Chico Buarque: “Com esses ministros, é preferível que Cultura não tenha ministério”

BRUNO POLETTI/FOLHAPRESS

Artistas e intelectuais comentam a aterrissagem de Bolsonaro em Brasília. Temor maior é corte no Sistema S

10/01/2019

"Com esses ministros, é preferível que Cultura não tenha ministério”. A frase dita pelo cantor Chico Buarque ao EL PAÍS ilustra o mal-estar que aflige boa parte da classe artística sobre os rumos do setor no Governo Bolsonaro. As políticas culturais, que ano após ano não chegam perto de 1% do orçamento geral, são uma incógnita até mesmo para os artistas e produtores brasileiros, que têm opiniões divergentes sobre os efeitos da perda de um ministério exclusivo para o assunto. De um lado, há reações bem menos enérgicas contra a extinção da pasta que as de 2016, quando o então presidente Temer recuou da proposta pela pressão de agentes culturais. De outro, o temor de que os cortes pretendidos pela equipe econômica de Paulo Guedes no Sistema S e o enxugamento nos bancos públicos inviabilizem ações que preenchem lacunas deixadas pelo poder público na produção e no acesso à cultura brasileira. 

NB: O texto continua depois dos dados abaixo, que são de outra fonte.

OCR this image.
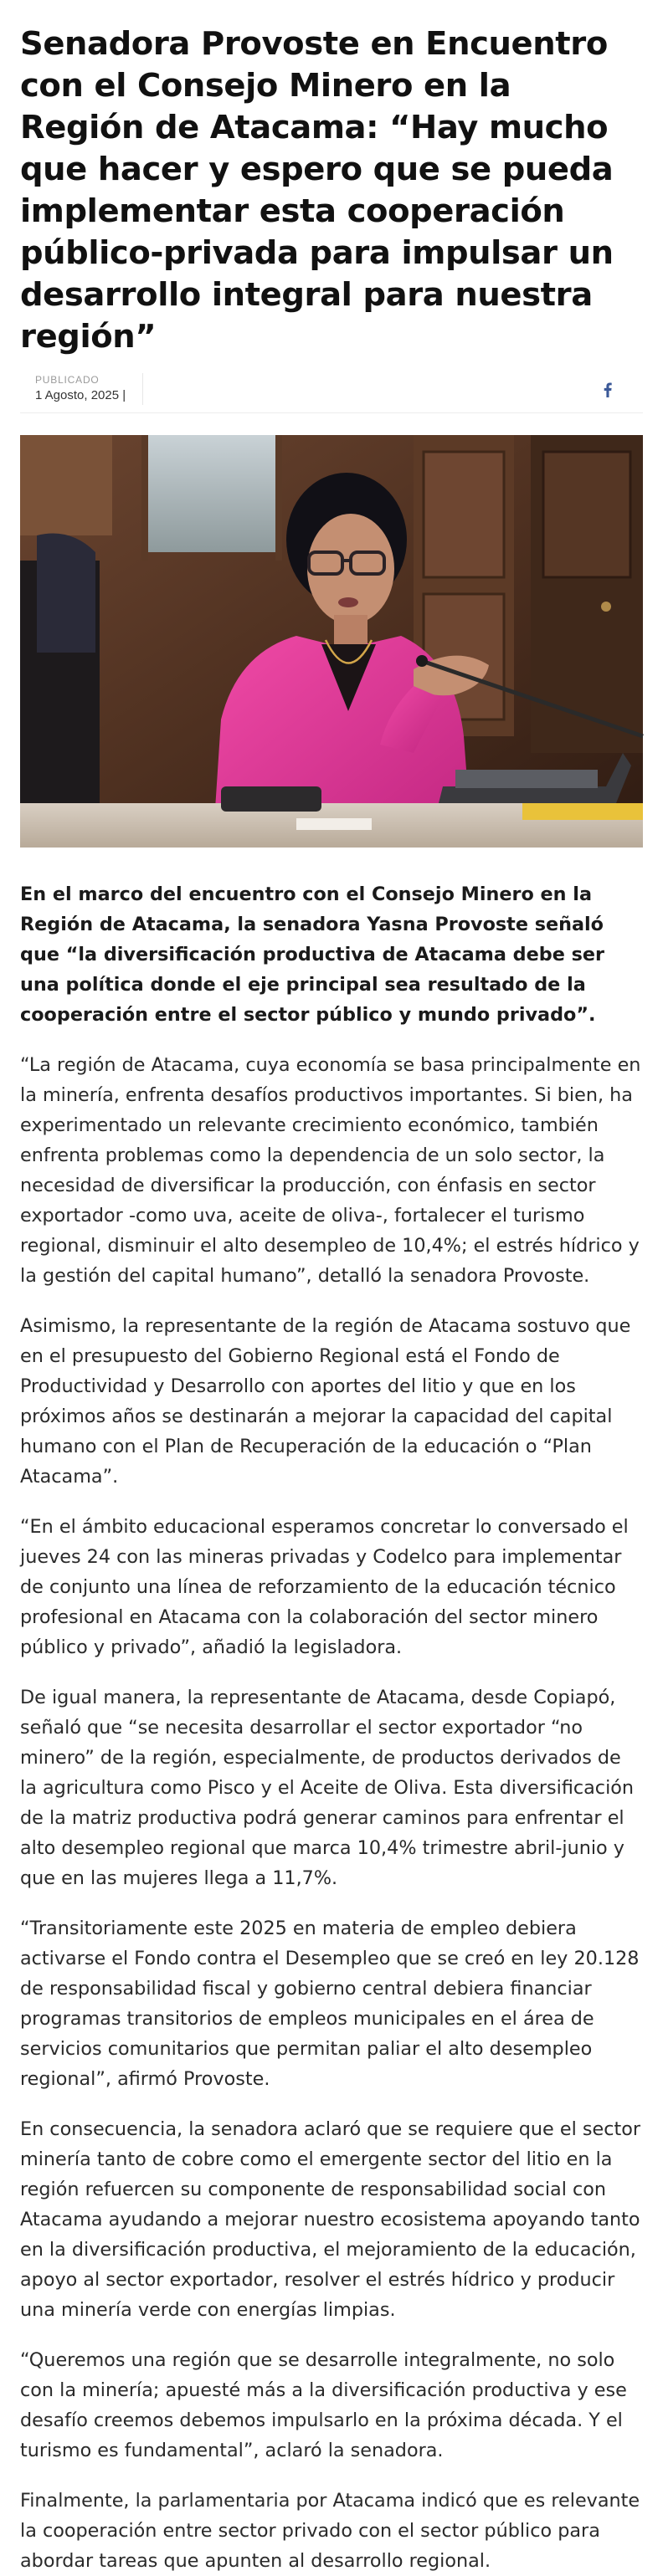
Senadora Provoste en Encuentro con el Consejo Minero en la Región de Atacama: “Hay mucho que hacer y espero que se pueda implementar esta cooperación público-privada para impulsar un desarrollo integral para nuestra región”
PUBLICADO
1 Agosto, 2025 |

En el marco del encuentro con el Consejo Minero en la Región de Atacama, la senadora Yasna Provoste señaló que “la diversificación productiva de Atacama debe ser una política donde el eje principal sea resultado de la cooperación entre el sector público y mundo privado”.

“La región de Atacama, cuya economía se basa principalmente en la minería, enfrenta desafíos productivos importantes. Si bien, ha experimentado un relevante crecimiento económico, también enfrenta problemas como la dependencia de un solo sector, la necesidad de diversificar la producción, con énfasis en sector exportador -como uva, aceite de oliva-, fortalecer el turismo regional, disminuir el alto desempleo de 10,4%; el estrés hídrico y la gestión del capital humano”, detalló la senadora Provoste.

Asimismo, la representante de la región de Atacama sostuvo que en el presupuesto del Gobierno Regional está el Fondo de Productividad y Desarrollo con aportes del litio y que en los próximos años se destinarán a mejorar la capacidad del capital humano con el Plan de Recuperación de la educación o “Plan Atacama”.

“En el ámbito educacional esperamos concretar lo conversado el jueves 24 con las mineras privadas y Codelco para implementar de conjunto una línea de reforzamiento de la educación técnico profesional en Atacama con la colaboración del sector minero público y privado”, añadió la legisladora.

De igual manera, la representante de Atacama, desde Copiapó, señaló que “se necesita desarrollar el sector exportador “no minero” de la región, especialmente, de productos derivados de la agricultura como Pisco y el Aceite de Oliva. Esta diversificación de la matriz productiva podrá generar caminos para enfrentar el alto desempleo regional que marca 10,4% trimestre abril-junio y que en las mujeres llega a 11,7%.

“Transitoriamente este 2025 en materia de empleo debiera activarse el Fondo contra el Desempleo que se creó en ley 20.128 de responsabilidad fiscal y gobierno central debiera financiar programas transitorios de empleos municipales en el área de servicios comunitarios que permitan paliar el alto desempleo regional”, afirmó Provoste.

En consecuencia, la senadora aclaró que se requiere que el sector minería tanto de cobre como el emergente sector del litio en la región refuercen su componente de responsabilidad social con Atacama ayudando a mejorar nuestro ecosistema apoyando tanto en la diversificación productiva, el mejoramiento de la educación, apoyo al sector exportador, resolver el estrés hídrico y producir una minería verde con energías limpias.

“Queremos una región que se desarrolle integralmente, no solo con la minería; apuesté más a la diversificación productiva y ese desafío creemos debemos impulsarlo en la próxima década. Y el turismo es fundamental”, aclaró la senadora.

Finalmente, la parlamentaria por Atacama indicó que es relevante la cooperación entre sector privado con el sector público para abordar tareas que apunten al desarrollo regional.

O presidente Jair Bolsonaro não dedicou muito espaço à Cultura em seu programa eleitoral. Só começou a se referir diretamente ao tema durante a campanha depois que um enorme incêndio destruiu completamente o Museu Nacional em setembro, o que chocou o país. Na ocasião, prometeu eliminar o Ministério da Cultura e concentrar as políticas do setor em uma secretaria específica como parte de seu plano de encolher a Administração pública e economizar. Bolsonaro cumpriu a promessa no seu segundo dia de mandato. Agora, a Cultura está acomodada no mesmo ministério que o Esporte e a Cidadania.

O cantor Chico Buarque, que nunca escondeu sua afinidade com o Partido dos Trabalhadores (PT), é um dos mais contundentes ao comentar a aterrissagem do novo presidente em Brasília. “Só posso dizer o seguinte: em vista da qualidade dos ministros deste Governo, acho que é preferível que a cultura não tenha ministério”, disse ao EL PAÍS. Nem todos concordam que as mudanças promovidas pela extrema direita causarão riscos à cultura brasileira. O presidente da Ancine (órgão público que regula e promove o cinema), Christian de Castro, afirma que o setor não sofrerá nenhum impacto, que a produção é sólida e está amparada por uma legislação que existe há 20 anos. No entanto, enfatiza que a liberdade criativa é necessária para fazer filmes e vendê-los. “Sempre que há censura, perdemos dinheiro”, diz. O cinema brasileiro movimentou mais de 2,7 bilhões de reais em 2017.